残業しないで帰りたい!

それからしばらくして彼に癌が見つかった。

彼の胃癌は、見つかった時にはもう既に末期の状態にまで進行していて、転移も見つかった。

私はどうしたらいいのか、サッパリわからなかった。

こんなことってある?
こんな運命ってある?

この人、もう死んじゃうの?

私の大好きな大好きな人なのに。それなのに、死んじゃうの?

君が突然いなくなったらと思うと怖いんだ、なんて言ってたくせに、あなたは自分が先にいなくなろうとしてる。

彼は驚くほどあっという間に弱っていった。

俊夫さんも負けず嫌いなのに!病気になんか負けないでよ!

でも、それだけじゃどうにもならないことってあるんだ。

彼だって、あの若さできっと怖っただろうし、悔しかっただろう。

それでも彼は、私や香奈ちゃんのことをすごく心配していた。

「君にこんなに辛い思いをさせるなんて、本当にごめん。わかってたら一緒にならなかったのに……、本当にごめん」

「やだよ、そんなこと言わないでよ。好きで一緒になったんだから!俊夫さん、私と一緒にいて幸せじゃなかったの?」

「俺は本当に幸せだよ。でも……、こんなに君を愛しているのに、……俺は君を幸せにできなかった」

「私、幸せだよ。すごく幸せだよ。ずっと幸せだよ」

「優香、香奈のこと、頼む。君にこんな重荷を背負わせることになるなんて、本当にごめん。
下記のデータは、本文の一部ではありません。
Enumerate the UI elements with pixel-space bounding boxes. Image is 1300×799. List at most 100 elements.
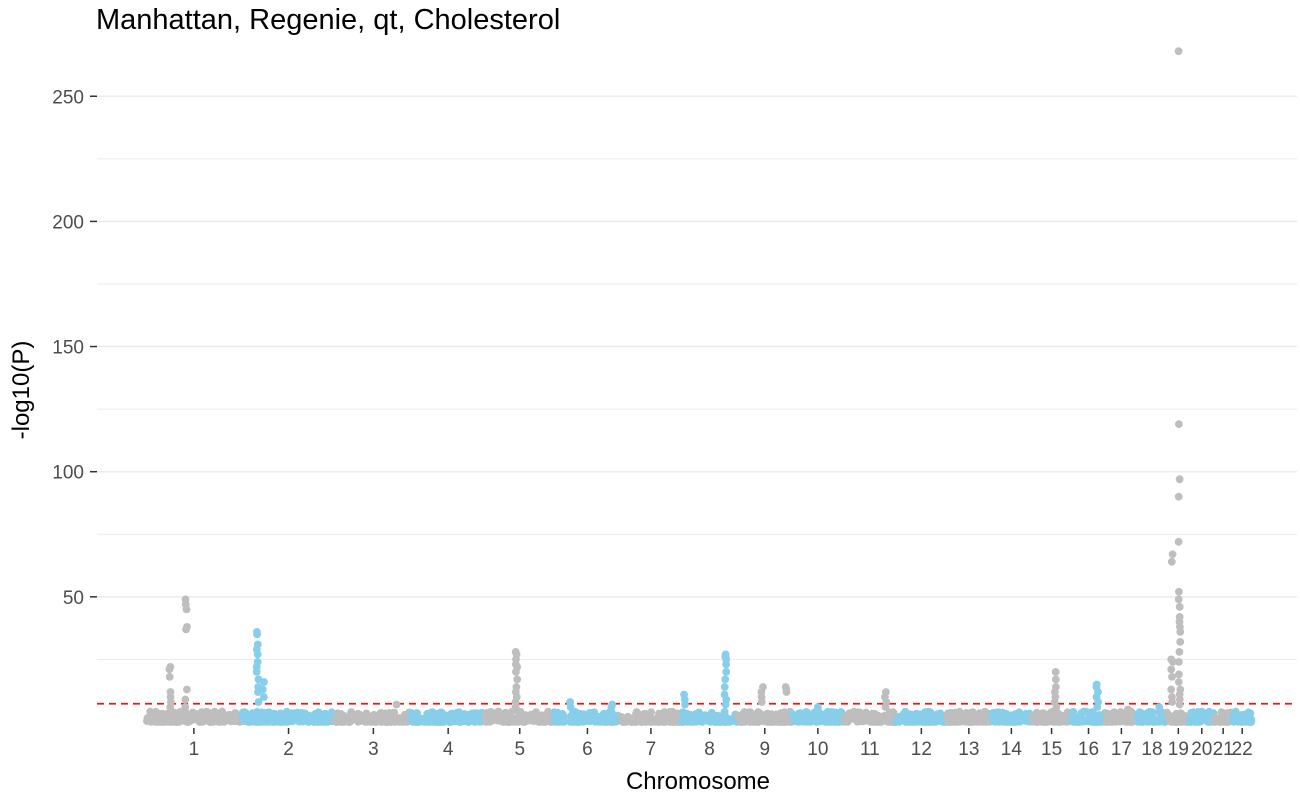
point xyxy=(218,717,227,725)
peak-point xyxy=(566,698,574,706)
point xyxy=(738,715,747,723)
point xyxy=(977,715,986,724)
point xyxy=(382,718,390,726)
peak-point xyxy=(1168,550,1177,559)
point xyxy=(936,709,945,718)
point xyxy=(245,718,254,726)
peak-point xyxy=(1175,603,1184,611)
point xyxy=(1012,716,1020,725)
point xyxy=(394,716,402,724)
point xyxy=(793,711,802,720)
point xyxy=(828,710,837,719)
point xyxy=(582,717,591,725)
data-points xyxy=(143,47,1256,726)
x-tick-label: 19 xyxy=(1168,739,1189,760)
point xyxy=(698,718,707,726)
point xyxy=(970,711,979,720)
point xyxy=(1087,708,1096,717)
peak-point xyxy=(1167,665,1176,674)
point xyxy=(901,718,910,726)
x-tick-label: 2 xyxy=(283,739,294,760)
peak-point xyxy=(1175,475,1184,484)
point xyxy=(455,711,464,720)
point xyxy=(153,717,162,726)
peak-point xyxy=(1174,678,1183,686)
peak-point xyxy=(1175,670,1183,679)
peak-point xyxy=(1174,595,1183,604)
point xyxy=(1149,718,1158,726)
point xyxy=(173,710,181,719)
point xyxy=(1217,708,1226,716)
peak-point xyxy=(814,703,822,711)
point xyxy=(1071,716,1079,725)
point xyxy=(947,718,955,726)
peak-point xyxy=(680,690,688,699)
point xyxy=(801,709,810,718)
peak-point xyxy=(1167,557,1176,566)
point xyxy=(909,718,917,726)
point xyxy=(1229,717,1238,726)
point xyxy=(1238,711,1247,719)
peak-point xyxy=(513,675,522,684)
peak-point xyxy=(258,685,267,694)
point xyxy=(607,718,615,726)
peak-point xyxy=(1092,680,1101,689)
point xyxy=(683,714,692,723)
point xyxy=(632,718,641,726)
peak-point xyxy=(166,688,175,696)
point xyxy=(1172,709,1181,718)
peak-point xyxy=(1175,420,1183,428)
point xyxy=(362,709,371,718)
point xyxy=(951,708,959,717)
peak-point xyxy=(1051,668,1060,676)
x-tick-label: 5 xyxy=(514,739,525,760)
peak-point xyxy=(260,678,268,686)
point xyxy=(192,715,201,724)
point xyxy=(409,718,417,726)
peak-point xyxy=(511,648,520,656)
peak-point xyxy=(1176,638,1185,646)
point xyxy=(355,710,364,719)
point xyxy=(707,708,716,717)
peak-point xyxy=(1175,658,1183,666)
point xyxy=(853,717,862,726)
x-tick-label: 9 xyxy=(759,739,770,760)
peak-point xyxy=(260,693,268,701)
x-tick-label: 7 xyxy=(646,739,657,760)
peak-point xyxy=(1175,613,1184,621)
point xyxy=(1143,717,1151,726)
point xyxy=(1058,716,1067,724)
point xyxy=(211,711,220,719)
x-tick-label: 6 xyxy=(582,739,593,760)
point xyxy=(516,707,525,716)
x-tick-label: 22 xyxy=(1232,739,1253,760)
point xyxy=(960,717,969,726)
point xyxy=(911,711,920,720)
x-tick-label: 15 xyxy=(1041,739,1062,760)
point xyxy=(401,710,409,719)
point xyxy=(1052,717,1061,726)
x-tick-label: 16 xyxy=(1078,739,1099,760)
point xyxy=(853,708,862,717)
peak-point xyxy=(608,700,617,709)
peak-point xyxy=(1124,705,1132,714)
peak-point xyxy=(253,658,262,666)
peak-point xyxy=(1167,655,1176,664)
point xyxy=(1102,717,1111,726)
point xyxy=(465,718,473,726)
peak-point xyxy=(253,628,261,636)
point xyxy=(448,709,456,718)
y-axis-title: -log10(P) xyxy=(8,341,35,440)
point xyxy=(475,713,483,722)
peak-point xyxy=(254,698,263,706)
peak-point xyxy=(181,695,190,704)
point xyxy=(754,708,763,717)
point xyxy=(1136,717,1145,726)
y-tick-label: 150 xyxy=(52,338,84,359)
peak-point xyxy=(721,650,730,659)
peak-point xyxy=(722,668,731,676)
peak-point xyxy=(183,685,191,694)
peak-point xyxy=(1175,648,1184,656)
point xyxy=(617,713,626,721)
point xyxy=(145,713,154,722)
君を愛してるのに、こんなこと……。本当にごめん」

「いいよ、わかってる」

「……頼む。香奈は俺の娘なんだ。……俺の、たった一人の娘なんだよ」

一生懸命私の手を握って訴える彼を見たら悲しくて辛くて、香奈ちゃんのことを羨ましいと思った。

でも、彼は赤の他人の私も愛してくれた。

血が繋がって愛されるより、繋がってなくて愛される方が上だもん。
こんな時まで私は負けず嫌いだった。